In Delhi when someone asks you where you study, you automatically respond with the name of your university. However, most college students admit to knowing little beyond their own college and for them the university exists only in name. But it does not always have to be this way, assured a Delhi University official on Thursday.
“A student has two identities, one connected to his college and one to the university,” said Deputy Dean of Cultural and Youth Affairs Suchitra Gupta, adding that the students had completely wrong notions about their association with the university.
She was proved correct by a former student. “I tell people I studied in DU, but my whole life was centred round my college. I was on the dance team and we competed with other colleges, but there was no such thing as a university level competition or anything. It is just a tag, and the university is important only at the time of admission because of common application forms,” said Nitya, who had come to help her sister with extra-curricular activity forms in Miranda House.
What she does not know is that every student getting admitted to the university pays a nominal fee that automatically entitles them to membership of the university cultural council. “We have several competitions and shows that every student in the university can participate in, we never screen people based on colleges or departments. Our events are usually funded by the fee that the student pays at the time of admissions,” said Ms. Gupta
Stage productions, street plays, music competitions, essay competitions and several other competitions are part of the cultural council's responsibilities throughout the year. “We had special musical productions this past year that were a hit with students, there was Jis Lahore Nahin Dekhiya based on Partition and Rabindranath Tagore's Chitrangada also had a stunning response among others,” she said.

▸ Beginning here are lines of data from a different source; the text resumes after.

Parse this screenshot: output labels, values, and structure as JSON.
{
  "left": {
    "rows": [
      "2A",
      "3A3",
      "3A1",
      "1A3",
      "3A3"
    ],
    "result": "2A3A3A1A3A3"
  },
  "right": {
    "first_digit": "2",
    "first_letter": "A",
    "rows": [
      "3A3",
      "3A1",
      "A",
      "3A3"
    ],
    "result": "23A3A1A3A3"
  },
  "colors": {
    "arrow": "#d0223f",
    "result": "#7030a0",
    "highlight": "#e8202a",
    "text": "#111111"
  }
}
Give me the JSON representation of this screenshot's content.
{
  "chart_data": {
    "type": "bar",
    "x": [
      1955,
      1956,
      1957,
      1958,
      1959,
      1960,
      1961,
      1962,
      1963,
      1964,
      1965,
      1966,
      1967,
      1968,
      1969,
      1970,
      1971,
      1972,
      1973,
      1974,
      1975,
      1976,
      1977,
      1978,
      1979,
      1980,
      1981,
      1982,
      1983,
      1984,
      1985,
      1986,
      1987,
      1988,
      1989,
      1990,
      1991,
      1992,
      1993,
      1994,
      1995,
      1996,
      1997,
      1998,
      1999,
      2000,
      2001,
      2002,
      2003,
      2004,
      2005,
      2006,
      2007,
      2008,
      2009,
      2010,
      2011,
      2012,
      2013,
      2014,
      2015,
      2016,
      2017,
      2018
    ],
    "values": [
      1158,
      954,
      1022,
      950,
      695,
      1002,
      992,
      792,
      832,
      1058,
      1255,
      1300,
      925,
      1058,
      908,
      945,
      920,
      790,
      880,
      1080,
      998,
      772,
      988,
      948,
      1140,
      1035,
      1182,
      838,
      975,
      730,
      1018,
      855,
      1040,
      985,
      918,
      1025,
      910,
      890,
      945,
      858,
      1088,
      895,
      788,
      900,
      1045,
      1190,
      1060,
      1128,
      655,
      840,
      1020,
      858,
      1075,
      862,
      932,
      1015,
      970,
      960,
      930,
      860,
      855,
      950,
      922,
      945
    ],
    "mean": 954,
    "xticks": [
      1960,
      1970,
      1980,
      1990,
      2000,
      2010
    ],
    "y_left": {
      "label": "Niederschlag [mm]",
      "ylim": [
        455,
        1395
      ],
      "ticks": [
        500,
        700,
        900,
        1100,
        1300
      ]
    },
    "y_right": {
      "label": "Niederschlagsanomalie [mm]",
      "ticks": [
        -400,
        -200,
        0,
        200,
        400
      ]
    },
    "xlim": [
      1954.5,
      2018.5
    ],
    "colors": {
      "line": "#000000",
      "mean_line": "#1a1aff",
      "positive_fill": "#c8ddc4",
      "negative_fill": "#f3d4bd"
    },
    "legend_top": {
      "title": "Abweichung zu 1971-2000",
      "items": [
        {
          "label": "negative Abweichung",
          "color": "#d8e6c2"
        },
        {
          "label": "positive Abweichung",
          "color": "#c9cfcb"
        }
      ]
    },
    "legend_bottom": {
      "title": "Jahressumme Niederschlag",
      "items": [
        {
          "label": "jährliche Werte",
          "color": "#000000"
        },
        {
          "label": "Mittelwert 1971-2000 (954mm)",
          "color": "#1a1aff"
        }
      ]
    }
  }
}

Each college is contacted by the council asking for participation and the event is usually held at some college auditorium or premises.
Theatre, dance and painting workshops are also regular features and the university is particularly proud of its debate competition. “Fun mushairas, qawalis, gazals, and the medieval art form char bait, which is neither a qawali nor a ghazal, were new events that we want to keep repeating.”
She said that inter-college competitions were few but individual participation was encouraged. “Even students pursuing correspondence courses and other non-conventional courses are entitled to participate.”